Essa dissertação busca refletir sobre o trabalho realizado no Grupo Teatro Entre Elas, residente na Associação Cultural Casa do Beco, no campo do Teatro em Comunidades, a partir dos apontamentos levantados por Nogueira (2008b), entrelaçados à noção de “partilha do sensível”, postulada por Rancière (2009). Pensar o Teatro Entre Elas no campo do Teatro em Comunidades e este como uma partilha do sensível é uma reflexão que abrange o fazer artístico, e a dimensão política que atravessa a existência desse grupo de mulheres. Para tanto, narro neste trabalho minha trajetória de vida e arte que me fizeram caminhar ao encontro deste fenômeno de estudo. Nesta pesquisa, evidencio as molduras históricas que abrangem a criação do Grupo do Beco, a conquista de um espaço sede e, assim, a fixação da Casa do Beco no Morro do Papagaio. Além disso, discuto como ocorre nesse emaranhado o desejo e o nascimento de um grupo de mulheres engajadas no fazer teatral. Evidencio o processo de imersão no campo de estudo, metodologicamente registrado em Diário de Bordo e teço reflexões, a partir da experiência vivida, das entrevistas realizadas com integrantes e professores/diretores do grupo e das lentes teóricas que sustentam essa pesquisa. Trata-se, portanto, de uma narrativa que buscou contribuir para a discussão de práticas que acontecem em contextos comunitários e que fazem emergir vozes e corpos antes silenciados e ignorados.

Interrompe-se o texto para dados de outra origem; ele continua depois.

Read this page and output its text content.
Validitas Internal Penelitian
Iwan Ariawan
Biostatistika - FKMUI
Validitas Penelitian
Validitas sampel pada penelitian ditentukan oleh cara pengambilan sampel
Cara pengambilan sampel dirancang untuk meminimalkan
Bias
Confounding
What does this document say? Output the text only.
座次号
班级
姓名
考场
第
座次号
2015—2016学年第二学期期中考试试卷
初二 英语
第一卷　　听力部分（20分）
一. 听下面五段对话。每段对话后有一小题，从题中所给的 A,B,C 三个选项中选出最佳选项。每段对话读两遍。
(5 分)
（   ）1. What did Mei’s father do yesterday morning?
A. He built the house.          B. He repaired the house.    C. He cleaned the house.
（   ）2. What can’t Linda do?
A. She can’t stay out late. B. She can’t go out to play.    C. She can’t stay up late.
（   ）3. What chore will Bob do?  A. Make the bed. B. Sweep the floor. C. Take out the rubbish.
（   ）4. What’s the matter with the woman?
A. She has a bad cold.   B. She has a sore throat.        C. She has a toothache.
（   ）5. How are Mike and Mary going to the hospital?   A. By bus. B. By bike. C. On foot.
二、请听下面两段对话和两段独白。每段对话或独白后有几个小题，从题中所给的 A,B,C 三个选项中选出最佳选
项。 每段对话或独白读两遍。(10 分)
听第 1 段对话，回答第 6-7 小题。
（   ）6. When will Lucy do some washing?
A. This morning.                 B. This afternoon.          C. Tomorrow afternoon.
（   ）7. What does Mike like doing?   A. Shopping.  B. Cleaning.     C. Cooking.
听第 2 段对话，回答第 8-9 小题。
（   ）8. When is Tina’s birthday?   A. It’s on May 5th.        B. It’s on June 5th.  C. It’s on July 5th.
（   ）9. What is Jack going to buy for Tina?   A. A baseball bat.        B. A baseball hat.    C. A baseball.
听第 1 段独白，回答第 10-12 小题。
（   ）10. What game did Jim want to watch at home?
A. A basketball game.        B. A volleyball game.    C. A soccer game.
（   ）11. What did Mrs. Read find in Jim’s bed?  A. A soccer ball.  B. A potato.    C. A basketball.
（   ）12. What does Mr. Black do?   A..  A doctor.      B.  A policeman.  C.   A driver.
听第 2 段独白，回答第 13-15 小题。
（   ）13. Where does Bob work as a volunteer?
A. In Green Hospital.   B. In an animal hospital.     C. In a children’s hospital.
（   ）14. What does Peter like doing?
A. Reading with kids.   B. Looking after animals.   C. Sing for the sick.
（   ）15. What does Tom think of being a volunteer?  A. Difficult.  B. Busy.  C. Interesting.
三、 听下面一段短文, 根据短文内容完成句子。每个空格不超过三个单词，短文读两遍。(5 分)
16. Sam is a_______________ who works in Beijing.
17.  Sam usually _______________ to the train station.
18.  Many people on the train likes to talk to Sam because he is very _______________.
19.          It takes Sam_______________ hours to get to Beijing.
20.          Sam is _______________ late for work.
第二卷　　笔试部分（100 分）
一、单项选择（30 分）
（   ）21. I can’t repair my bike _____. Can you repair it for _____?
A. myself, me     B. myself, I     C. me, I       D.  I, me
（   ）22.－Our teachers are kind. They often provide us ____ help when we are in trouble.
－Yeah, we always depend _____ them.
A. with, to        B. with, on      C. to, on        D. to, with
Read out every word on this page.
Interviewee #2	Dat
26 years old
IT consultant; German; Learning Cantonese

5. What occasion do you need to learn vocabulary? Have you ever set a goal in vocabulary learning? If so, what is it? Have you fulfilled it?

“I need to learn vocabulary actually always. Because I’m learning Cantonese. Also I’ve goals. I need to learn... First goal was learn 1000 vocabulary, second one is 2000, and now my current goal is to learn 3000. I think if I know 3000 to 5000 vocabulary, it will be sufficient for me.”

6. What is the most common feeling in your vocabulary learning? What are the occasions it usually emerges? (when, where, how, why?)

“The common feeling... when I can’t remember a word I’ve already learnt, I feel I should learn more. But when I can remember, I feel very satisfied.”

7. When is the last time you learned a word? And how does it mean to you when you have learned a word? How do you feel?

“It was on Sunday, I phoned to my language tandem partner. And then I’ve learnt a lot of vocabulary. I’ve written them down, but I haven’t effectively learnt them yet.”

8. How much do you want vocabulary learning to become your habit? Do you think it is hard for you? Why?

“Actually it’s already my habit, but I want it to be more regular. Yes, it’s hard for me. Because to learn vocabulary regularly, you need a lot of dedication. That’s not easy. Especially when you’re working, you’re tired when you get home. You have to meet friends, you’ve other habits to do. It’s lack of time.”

Palavras-chave : Teatro em Comunidades. Partilha do sensível. Arte. Vida. Política.
This dissertation seeks for a reflection about the work presented at the group “Teatro Entre Elas¹”, supported by Associação Cultural Casa do Beco, (House of the Alley Cultural Association), in the field of Theaters in Communities, according of notes raised by Nogueira (2008b), intertwined by a notion of “sensitive sharing” postulated by Rancière (2009). To think about the group “Teatro Entre Elas” in the theater department in the communities such as a sensitive sharing is a reflection that comprises artistry and political dimensions, crossing this women’s group existence. Therefore, I state in this paper my life and art’s trajectory that has put me towards this phenomenal study. In this research, I evince the historical frames that comprehends the creation of the “Grupo do Beco²”, the conquest of a headquarters space and afterwards taking place permanently at the “Casa do Beco no Morro do Papagaio³”. Besides this, I debate, how come in this tangled scenery, emerges the desire and the birth of a women’s group, engaged on a theatrically perform. In the process of immersion in this study field, methodologically registered in the logbook, I evince and weave reflections from a lived experience, according to performed interviews with members and teachers/directors of the group and from the literature, as of a theoretical lens that sustains this research. It is however, from a narrative that sought to contribute for a discussion of practices that occur in communitarian contexts, and create an emersion of voices and bodies until then silenced and ignored.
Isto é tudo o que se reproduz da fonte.